Gold Fever tells the personal stories of a handful of city dwellers who,
in January 1898, traveled to the Klondike determined to strike gold. Producer
Susan Steinberg details the inexperienced prospectors' arduous trek to gold
country, and their deadly encounter with a fierce avalanche on April 3, 1898.
Gold Fever interweaves historic photos of prospectors, personal
correspondence with families and friends, stories told by their descendants,
and interviews with experts on the history of the Klondike gold rush. Steinberg
overlays these pieces with original music and the results of an exhaustive
search through dozens of photographic archives, including holdings in Canada,
Alaska, Seattle, Denver, and New York, to bring these individual stories to
life.
By New Year's Day 1898, gold fever was in full bloom. Thousands of people were
pouring into Seattle, readying themselves for the six-month journey into the
arctic wilderness to claim their share of what they believed would be that
land's overflowing wealth. Naive and untrained, some of the earliest arrivals
expected to be able to purchase food and supplies along the trail.
"These people were essentially the modern equivalent of somebody who takes a
bus to L.L. Bean and comes out fully equipped and heads off into the woods
without any clue of what they were doing," historian Terrance Cole tells THE
AMERICAN EXPERIENCE.
In their letters and diaries, the prospectors describe the conditions under
which they made their journey. "I shall never forget that first night," wrote
Luella Day, a physician from Chicago and one of the few women to embark on the
trek alone. "It was 28 degrees below zero. After sleeping on a board floor in a
log cabin with only my fox robe wrapped around me, we arose with the sun and
made preparations for...the journey which everyone dreaded."
Their progress was slow as each prospector made repeated trips over the rugged
trail through the bitter cold. "Imagine pulling a sled loaded with three to six
hundred pounds over a stretch of ice up a steep grade, strewn with boulders and
logs, then crossing over a river bed on a couple of trees laid side by side and
you get a picture of our labors," Fred Dewey wrote his friends at home of the
two long weeks it took him to haul his gear to the base of the Chilkoot pass.
"My feet are sore, my heels are blistered, my legs sore and lame, my hands,
neck, shoulders, sore and chafed from rope. But boys, don't think I'm
discouraged...there is a golden glimmer in the distance."

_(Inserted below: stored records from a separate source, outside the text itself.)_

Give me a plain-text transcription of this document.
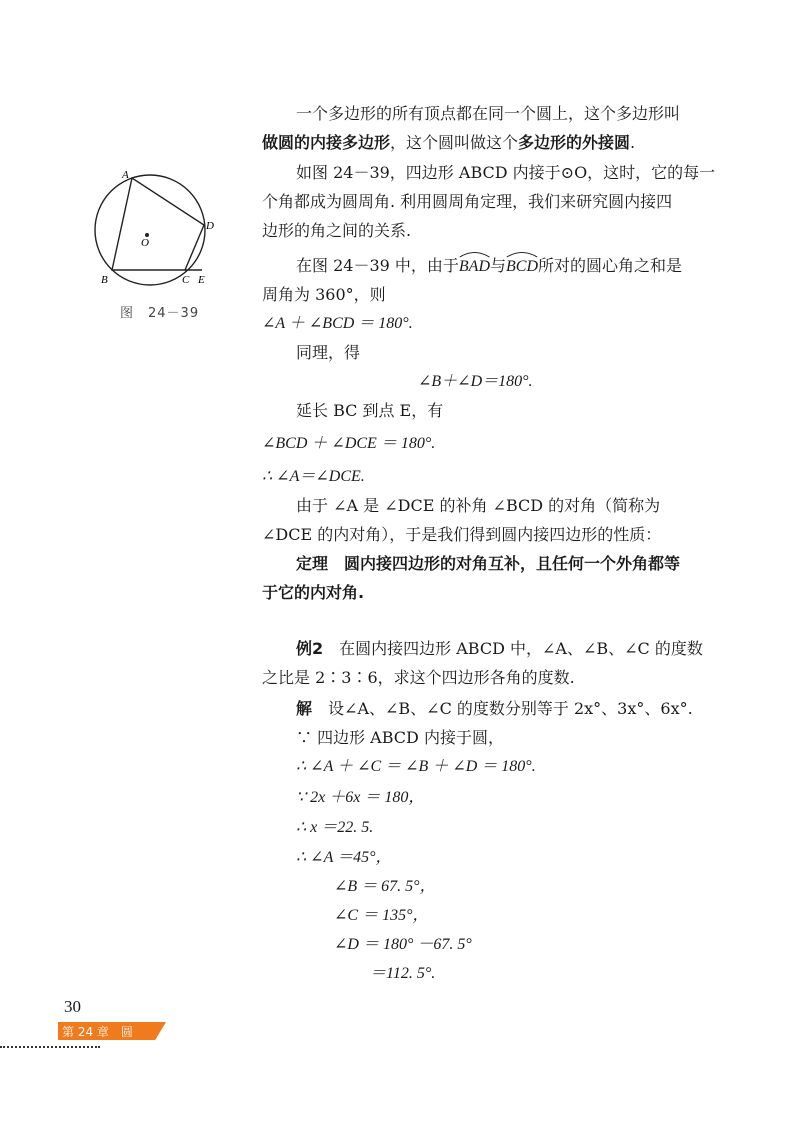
A
B	C
D
E
O
图　24－39
一个多边形的所有顶点都在同一个圆上，这个多边形叫
做圆的内接多边形，这个圆叫做这个多边形的外接圆.
如图 24－39，四边形 ABCD 内接于⊙O，这时，它的每一
个角都成为圆周角. 利用圆周角定理，我们来研究圆内接四
边形的角之间的关系.
在图 24－39 中，由于
BAD与
BCD所对的圆心角之和是
周角为 360°，则
∠A ＋ ∠BCD ＝ 180°.
同理，得
∠B＋∠D＝180°.
延长 BC 到点 E，有
∠BCD ＋ ∠DCE ＝ 180°.
∴ ∠A＝∠DCE.
由于 ∠A 是 ∠DCE 的补角 ∠BCD 的对角（简称为
∠DCE 的内对角），于是我们得到圆内接四边形的性质：
定理　 圆内接四边形的对角互补，且任何一个外角都等
于它的内对角.
例2　 在圆内接四边形 ABCD 中，∠A、∠B、∠C 的度数
之比是 2∶3∶6，求这个四边形各角的度数.
解　 设∠A、∠B、∠C 的度数分别等于 2x°、3x°、6x°.
∵ 四边形 ABCD 内接于圆，
∴ ∠A ＋ ∠C ＝ ∠B ＋ ∠D ＝ 180°.
∵ 2x ＋6x ＝ 180，
∴ x ＝22. 5.
∴ ∠A ＝45°，
∠B ＝ 67. 5°，
∠C ＝ 135°，
∠D ＝ 180° －67. 5°
＝112. 5°.
30
第 24 章　圆
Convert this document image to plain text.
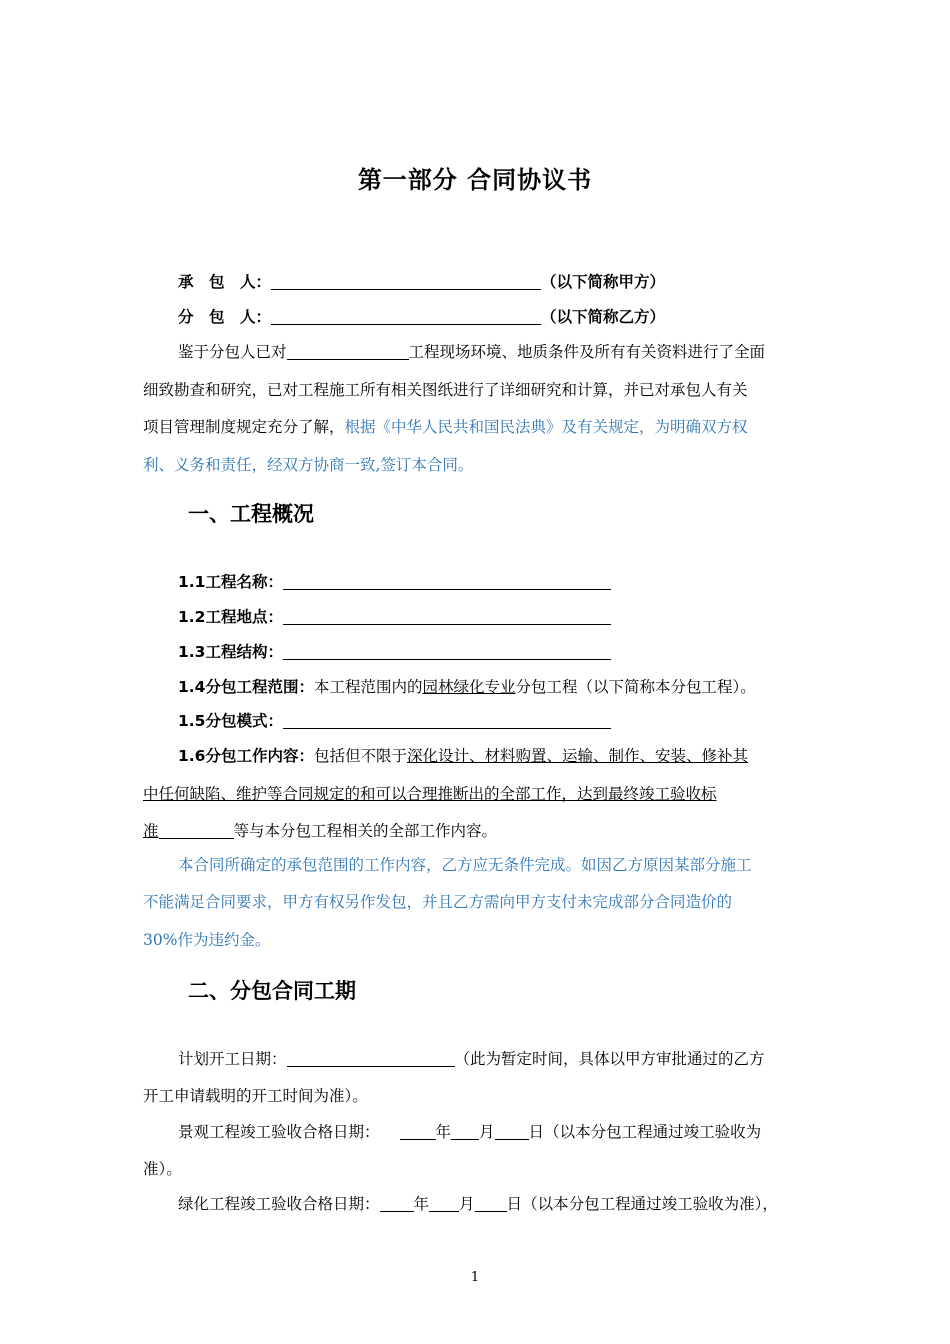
第一部分 合同协议书
承　包　人：	（以下简称甲方）
分　包　人：	（以下简称乙方）
鉴于分包人已对	工程现场环境、地质条件及所有有关资料进行了全面
细致勘查和研究，已对工程施工所有相关图纸进行了详细研究和计算，并已对承包人有关
项目管理制度规定充分了解，根据《中华人民共和国民法典》及有关规定，为明确双方权
利、义务和责任，经双方协商一致,签订本合同。
一、工程概况
1.1工程名称：
1.2工程地点：
1.3工程结构：
1.4分包工程范围：本工程范围内的园林绿化专业分包工程（以下简称本分包工程）。
1.5分包模式：
1.6分包工作内容：包括但不限于深化设计、材料购置、运输、制作、安装、修补其
中任何缺陷、维护等合同规定的和可以合理推断出的全部工作，达到最终竣工验收标
准	等与本分包工程相关的全部工作内容。
本合同所确定的承包范围的工作内容，乙方应无条件完成。如因乙方原因某部分施工
不能满足合同要求，甲方有权另作发包，并且乙方需向甲方支付未完成部分合同造价的
30%作为违约金。
二、分包合同工期
计划开工日期：	（此为暂定时间，具体以甲方审批通过的乙方
开工申请载明的开工时间为准）。
景观工程竣工验收合格日期：	年 月 日（以本分包工程通过竣工验收为
准）。
绿化工程竣工验收合格日期： 年 月 日（以本分包工程通过竣工验收为准），
1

Facing 60-mile-an-hour winds in 65-degree-below-zero weather, the prospectors
had to ascend the Chilkoot -- 1,000 feet straight up. With a steady stream of
stampeders lining the path each day, it took forty trips to get a ton of
supplies up the mountain.
Those who survived the mountain than faced a treacherous passage by boat to the
town of Dawson. When they finally arrived, "the air was electric. It was an
amazing party," says Lael Morgan of the University of Alaska. "Whether you were
broke or whether you were rich, it just was the place to be at that moment in
time."
Dawson was bustling with reporters, photographers, entrepreneurs, miners, and
con men. In one week's time, the town's population exploded from just 500 to
12,000, and by the end of the summer of 1898 there were 30,000 people jamming
the streets, enticed by dreams of easy wealth.
"The lure for gold mining was 'something for nothing,'" says Cole. "Of course,
in fact the exact opposite was true. This was the hardest work in the whole
world -- especially the idea that you might not find anything."
Undeterred by stories of miners giving up and returning home with nothing, the
hardiest prospectors worked through 40 or 50 feet of frozen ground to sink a
shaft with no guarantee of finding an ounce of gold. As the weeks and months
bore on, one stampeder after another despaired and made the journey home with
empty pockets. Of the 100,000 stampeders who made it to Dawson, only a handful
struck it rich. But, at the beginning of 1900, just when it seemed that the
boom was over, gold fever struck Dawson once again. Gold had been discovered up
in Nome, Alaska, rekindling the hopes of those hanging on to the dream.